Although the idea that marital “fault” in divorce should be weighed when distributing marital assets has, in general, gone by the wayside in New York, there is one exception. Economic fault, including wasteful dissipation of marital assets, is still a relevant consideration in equitable distribution. Domestic Relations Law ' 236[B][5][d], Owens v. Owens, N.Y.App.Div. Lexis 4292, 2013 NY Slip Op 4380; Brzuszkiewicz v. Brzuszkiewicz, 28AD3d 860, 813 NYS2d 793 (3d Dept. 2006). When faced with a client whose spouse has allegedly wasted marital assets, what must you know?

What Constitutes 'Wasteful Dissipation'?

The paradigm of wasteful dissipation is the loss of marital funds to heavy gambling. In Burnett v. Burnett, 101 AD3d 1417, the Appellate Division, Third Department, upheld the trial court's determination that the husband had “engaged in extensive gambling ' incurring significant debts and depleting substantial assets.” 101 AD3d 1417, 1419 (3d Dept. 2012). The court further stated that such economic misconduct is not excused by the classification of gambling as an addiction.'

The mere allegation of gambling losses, without proof of the amount lost, may be insufficient to prove wasteful dissipation, however. Wilner v. Wilner, 192 AD2d 524, 595 N.Y.S.2d 978 (2d Dept, 1993) (dissenting opinion).

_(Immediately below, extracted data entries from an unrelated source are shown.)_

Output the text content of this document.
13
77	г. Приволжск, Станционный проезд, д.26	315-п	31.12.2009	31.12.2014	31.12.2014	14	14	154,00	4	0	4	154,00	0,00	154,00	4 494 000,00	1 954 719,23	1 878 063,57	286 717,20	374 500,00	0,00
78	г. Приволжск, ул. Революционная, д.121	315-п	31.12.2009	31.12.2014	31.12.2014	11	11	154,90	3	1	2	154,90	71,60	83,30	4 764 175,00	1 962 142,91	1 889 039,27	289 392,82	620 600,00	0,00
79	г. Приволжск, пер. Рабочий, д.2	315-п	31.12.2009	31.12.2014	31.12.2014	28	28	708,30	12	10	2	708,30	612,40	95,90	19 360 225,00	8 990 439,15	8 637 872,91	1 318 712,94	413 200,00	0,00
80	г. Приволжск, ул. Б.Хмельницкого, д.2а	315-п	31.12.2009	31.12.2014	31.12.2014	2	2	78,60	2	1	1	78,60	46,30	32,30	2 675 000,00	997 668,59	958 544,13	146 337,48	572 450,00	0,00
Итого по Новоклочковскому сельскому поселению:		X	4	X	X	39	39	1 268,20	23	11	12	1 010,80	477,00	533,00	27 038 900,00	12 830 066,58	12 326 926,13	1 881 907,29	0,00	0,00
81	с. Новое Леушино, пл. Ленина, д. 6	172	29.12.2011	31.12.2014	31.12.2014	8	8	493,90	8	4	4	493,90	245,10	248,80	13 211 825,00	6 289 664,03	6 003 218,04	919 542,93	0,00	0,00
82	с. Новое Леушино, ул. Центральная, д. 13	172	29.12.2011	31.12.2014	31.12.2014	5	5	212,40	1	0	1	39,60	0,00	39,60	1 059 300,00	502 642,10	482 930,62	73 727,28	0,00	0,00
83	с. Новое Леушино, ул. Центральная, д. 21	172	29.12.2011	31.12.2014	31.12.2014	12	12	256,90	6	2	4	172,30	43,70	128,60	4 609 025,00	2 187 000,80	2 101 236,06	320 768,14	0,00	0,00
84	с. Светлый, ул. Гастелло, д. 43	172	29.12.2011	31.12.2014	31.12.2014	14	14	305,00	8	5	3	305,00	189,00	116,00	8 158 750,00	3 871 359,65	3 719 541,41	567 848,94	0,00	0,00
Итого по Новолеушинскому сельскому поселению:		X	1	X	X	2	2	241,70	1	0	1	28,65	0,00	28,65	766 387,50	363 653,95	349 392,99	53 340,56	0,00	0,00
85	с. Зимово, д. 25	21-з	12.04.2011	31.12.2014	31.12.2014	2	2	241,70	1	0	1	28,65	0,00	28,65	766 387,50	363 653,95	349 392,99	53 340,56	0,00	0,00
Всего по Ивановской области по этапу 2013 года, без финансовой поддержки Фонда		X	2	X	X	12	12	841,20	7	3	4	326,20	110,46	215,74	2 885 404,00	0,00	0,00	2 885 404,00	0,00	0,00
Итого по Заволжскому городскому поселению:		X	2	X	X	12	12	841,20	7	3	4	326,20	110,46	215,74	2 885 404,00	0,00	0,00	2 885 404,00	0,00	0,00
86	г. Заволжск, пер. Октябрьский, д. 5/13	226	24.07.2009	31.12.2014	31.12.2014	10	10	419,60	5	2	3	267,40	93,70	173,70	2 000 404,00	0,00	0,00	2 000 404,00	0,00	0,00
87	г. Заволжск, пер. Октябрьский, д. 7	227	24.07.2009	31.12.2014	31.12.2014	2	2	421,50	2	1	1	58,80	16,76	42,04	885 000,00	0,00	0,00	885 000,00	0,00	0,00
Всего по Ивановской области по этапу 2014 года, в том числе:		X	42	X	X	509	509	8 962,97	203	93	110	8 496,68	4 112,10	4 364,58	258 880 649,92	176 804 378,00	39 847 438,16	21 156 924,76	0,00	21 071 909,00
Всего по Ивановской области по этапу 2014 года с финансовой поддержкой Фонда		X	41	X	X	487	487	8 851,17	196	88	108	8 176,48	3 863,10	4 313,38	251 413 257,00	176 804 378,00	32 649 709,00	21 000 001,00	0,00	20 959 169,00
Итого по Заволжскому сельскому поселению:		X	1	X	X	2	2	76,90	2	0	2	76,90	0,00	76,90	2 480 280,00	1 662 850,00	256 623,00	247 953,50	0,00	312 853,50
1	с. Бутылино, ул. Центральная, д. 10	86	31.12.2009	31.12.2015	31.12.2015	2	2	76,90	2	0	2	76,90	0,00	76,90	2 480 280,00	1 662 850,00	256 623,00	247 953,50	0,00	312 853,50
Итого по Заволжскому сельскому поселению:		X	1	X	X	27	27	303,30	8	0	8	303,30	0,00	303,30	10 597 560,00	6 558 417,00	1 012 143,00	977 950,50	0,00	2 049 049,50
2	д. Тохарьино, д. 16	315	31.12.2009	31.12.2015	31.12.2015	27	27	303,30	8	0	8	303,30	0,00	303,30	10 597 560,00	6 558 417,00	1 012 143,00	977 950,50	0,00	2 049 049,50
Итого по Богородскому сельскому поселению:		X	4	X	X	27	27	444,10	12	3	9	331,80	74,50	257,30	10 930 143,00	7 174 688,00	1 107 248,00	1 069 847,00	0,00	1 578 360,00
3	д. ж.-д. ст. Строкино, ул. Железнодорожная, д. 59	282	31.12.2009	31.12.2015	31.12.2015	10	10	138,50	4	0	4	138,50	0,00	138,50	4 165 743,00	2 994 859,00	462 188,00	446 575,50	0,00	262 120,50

A loss suffered under one party's management of joint investments is not necessarily dissipation of marital assets. There must be a showing that the investment loss is “not merely the product of market forces.” Owens v. Owens, N.Y. App.Div. Lexis 4292 at 10. In the Owens matter, the husband had lost nearly $4.6 million through “gross mismanagement” in the form of complete failure to monitor the investments. The court further found that Mr. Owens was “extremely cavalier” about his investments. This extreme misbehavior is quite different from market losses upon reasonable investments, so the precipitous stock declines for the period 2008-2009 would constitute market forces rather than wasteful dissipation.

Case Law

Borrowing from cases concerning professional investment adviser/brokers, the gravamen for marital investment dissipation could be the variance from actual market indices. Scalp & Blade, Inc. V. Advest, Inc., 309 AD2d 219,220; 765 N.Y.S.2d 92, 93 (4th Dept., 2003). However, even when investment performance lags the indices, there may be no legitimate claim by the non-investing spouse. Where the family has historically benefitted from similar investments when they were successful, the investor spouse should not be penalized for a few that were unsuccessful. Wilner v. Wilner, 192 AD2d 524, 528 (2d Dept, 1993) (dissenting opinion).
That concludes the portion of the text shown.